Clinical spectrum of early onset epileptic encephalopathies caused by KCNQ2 mutation.

Epilepsia 2013 Jul 26;54(7):1282-7. Epub 2013 Apr 26.

Department of Pediatrics, Yamagata University Faculty of Medicine, Yamagata, Japan.

Purpose: KCNQ2 mutations have been found in patients with benign familial neonatal seizures, myokymia, or early onset epileptic encephalopathy (EOEE). In this study, we aimed to delineate the clinical spectrum of EOEE associated with KCNQ2 mutation.

Methods: A total of 239 patients with EOEE, including 51 cases with Ohtahara syndrome and 104 cases with West syndrome, were analyzed by high-resolution melting (HRM) analysis or whole-exome sequencing. Detailed clinical information including electroencephalography (EEG) and brain magnetic resonance imaging (MRI) were collected from patients with KCNQ2 mutation.

Key Findings: A total of nine de novo and one inherited mutations were identified (two mutations occurred recurrently). The initial seizures, which were mainly tonic seizures, occurred in the early neonatal period in all 12 patients. A suppression-burst pattern on EEG was found in most. Only three patients showed hypsarrhythmia on EEG; eight patients became seizure free when treated with carbamazepine, zonisamide, phenytoin, topiramate, or valproic acid. Although the seizures were relatively well controlled, moderate-to-profound intellectual disability was found in all except one patient who died at 3 months.

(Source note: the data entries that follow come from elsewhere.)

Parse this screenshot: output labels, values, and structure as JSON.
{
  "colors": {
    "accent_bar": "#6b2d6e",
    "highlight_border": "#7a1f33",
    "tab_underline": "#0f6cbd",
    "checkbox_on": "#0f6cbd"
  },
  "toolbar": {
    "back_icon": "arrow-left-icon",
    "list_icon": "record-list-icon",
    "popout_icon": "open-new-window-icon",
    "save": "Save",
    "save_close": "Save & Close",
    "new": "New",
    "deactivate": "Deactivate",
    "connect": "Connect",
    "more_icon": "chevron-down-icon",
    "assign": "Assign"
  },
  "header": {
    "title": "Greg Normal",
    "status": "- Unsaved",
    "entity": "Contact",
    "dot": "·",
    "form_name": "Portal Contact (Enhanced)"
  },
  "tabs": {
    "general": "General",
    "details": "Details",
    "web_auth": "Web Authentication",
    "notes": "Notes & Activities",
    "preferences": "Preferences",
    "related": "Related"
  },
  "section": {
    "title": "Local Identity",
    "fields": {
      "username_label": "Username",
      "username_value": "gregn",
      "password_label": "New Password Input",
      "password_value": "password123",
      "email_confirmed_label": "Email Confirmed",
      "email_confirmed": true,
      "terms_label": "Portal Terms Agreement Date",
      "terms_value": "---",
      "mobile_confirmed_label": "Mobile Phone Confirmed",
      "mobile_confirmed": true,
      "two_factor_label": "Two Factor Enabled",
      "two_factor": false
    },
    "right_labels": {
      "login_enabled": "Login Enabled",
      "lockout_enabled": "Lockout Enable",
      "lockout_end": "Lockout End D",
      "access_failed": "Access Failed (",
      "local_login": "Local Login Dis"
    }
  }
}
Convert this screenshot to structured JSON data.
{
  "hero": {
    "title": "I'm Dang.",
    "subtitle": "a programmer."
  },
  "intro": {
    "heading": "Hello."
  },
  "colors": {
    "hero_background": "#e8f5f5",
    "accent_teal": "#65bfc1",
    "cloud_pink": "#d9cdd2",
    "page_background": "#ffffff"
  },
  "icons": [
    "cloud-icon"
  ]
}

Significance: De novo KCNQ2 mutations are involved in EOEE, most of which cases were diagnosed as Ohtahara syndrome. These cases showed distinct features with early neonatal onset, tonic seizures, a suppression-burst EEG pattern, infrequent evolution to West syndrome, and good response to sodium channel blockers, but poor developmental prognosis. Genetic testing for KCNQ2 should be considered for patients with EOEE.